Some years ago All in the Mind, a programme on radio 4 discussed the impact of using different metaphors to describe crime. They reported on an experiment conducted by colleagues at Stanford University which explored the impact of describing crime using the metaphor of beast or virus. When those who participated in the experiment were asked how best to manage crime, those working within the beast metaphor placed emphasis on responses that favoured enforcement or punishment. Those working in the virus metaphor placed more emphasis on social reform. The metaphors impacted on how participants in the experiment saw the problem and what they saw as the solution.
I have no idea how seriously this experiment should be taken and the results are not as stark as my re-tellng suggests. But, it does offer a sharp, simple and neatly focused illustration of what critical discourse analysts have for a long time demonstrated. There is a connection between discourse processes and social structures. That language simultaneously inscribes and describes the world.
Those of us who spend our lives flitting between different ideas about quality – quality as required by OfSTED and quality as demanded by a particular situation or circumstance – are used to navigating these language games. We counter impose the inspection framework on a series of activities that we feel need to be done while complying – superficially, strategically or tactically – with hard-to-resist requirements imposed on us.
But how do we think and talk about learning. It’s possible to accept the dangers of choosing a single metaphors for learning – learning is not acquisition or participation – it is both (Sfard 1988), at the same time. It does not matter that these two things seem to be a contradiction. The metaphors we use impact upon how we see our role as teachers or lecturers
What has made me curious enough to write about this (think out loud) is my listening to colleagues talk about her inevitable and upcoming OfSTED visit. In a moment of self-reflection about her teaching, my colleague began to critique whether she – as a trainer – had got as much as she possible could do out of her trainees in a particular session. I am used to, comfortable with and frequently engage in such reflections.

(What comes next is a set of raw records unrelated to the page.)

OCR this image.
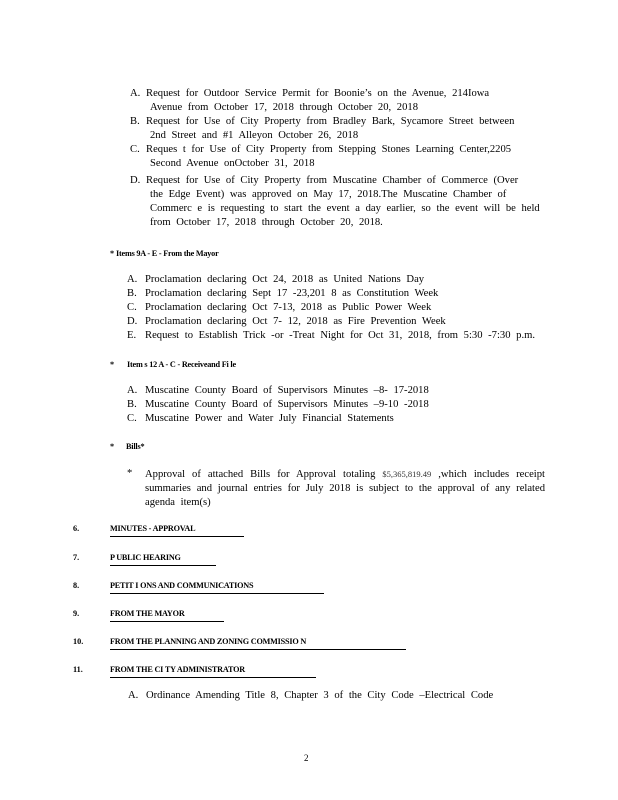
A. Request for Outdoor Service Permit for Boonie’s on the Avenue, 214Iowa
Avenue from October 17, 2018 through October 20, 2018
B. Request for Use of City Property from Bradley Bark, Sycamore Street between
2nd Street and #1 Alleyon October 26, 2018
C. Reques t for Use of City Property from Stepping Stones Learning Center,2205
Second Avenue onOctober 31, 2018
D. Request for Use of City Property from Muscatine Chamber of Commerce (Over
the Edge Event) was approved on May 17, 2018.The Muscatine Chamber of
Commerc e is requesting to start the event a day earlier, so the event will be held
from October 17, 2018 through October 20, 2018.
* Items 9A - E - From the Mayor
A. Proclamation declaring Oct 24, 2018 as United Nations Day
B. Proclamation declaring Sept 17 -23,201 8 as Constitution Week
C. Proclamation declaring Oct 7-13, 2018 as Public Power Week
D. Proclamation declaring Oct 7- 12, 2018 as Fire Prevention Week
E. Request to Establish Trick -or -Treat Night for Oct 31, 2018, from 5:30 -7:30 p.m.
* Item s 12 A - C - Receiveand Fi le
A. Muscatine County Board of Supervisors Minutes –8- 17-2018
B. Muscatine County Board of Supervisors Minutes –9-10 -2018
C. Muscatine Power and Water July Financial Statements
* Bills*
* Approval of attached Bills for Approval totaling $5,365,819.49 ,which includes receipt summaries and journal entries for July 2018 is subject to the approval of any related agenda item(s)
6.	MINUTES - APPROVAL
7.	P UBLIC HEARING
8.	PETIT I ONS AND COMMUNICATIONS
9.	FROM THE MAYOR
10.	FROM THE PLANNING AND ZONING COMMISSIO N
11.	FROM THE CI TY ADMINISTRATOR
A. Ordinance Amending Title 8, Chapter 3 of the City Code –Electrical Code
2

What struck me as she spoke was her implied metaphor was of learning as a mineral obtained through excavation. Teaching is a matter of technique. Using the right equipment, preparing and treating the ground. Teaching is an event; if efficiently conducted it leads to the extraction of the required amount of learning.
This bothers me.
I frequently have analytical daydreams. In the summers of my teenage-hood, my sixth form English teacher used to lay on the grass in our school grounds writing poetry. A thin, bearded, man in stained t-shirts and jeans – he once read us girls one of his poems. Something about emerald green eyes. We loved it and we loved him and were stunned into silence. He mistook our silence for disapproval – and scarpered.
Learning at its best does not always fit into 45 minute scripted episode. Is not always measurable. It sometimes simmers for years, hours or days. What I have been taught becomes learning only when I need it or have learnt something else that helps me make sense of it.
I can hardly imagine a time when the discourse of derision that teachers have been subject to for far too long will dissipate. When will the myth that suggests a poetry writing slightly scruffy ex-hippy English teacher has more impact on the global economy that an elected government be finally busted. There might even be a time when education finally manages to replace learning. In these days teachers will be allowed to discuss plays, credos and empathy. If it happens, I do wonder – after years of onslaught – in what state will the professional landscape will be left.
Sfard, A. (1998). On two metaphors for learning and the dangers of choosing just one. Educational researcher, 27(2), 4-13.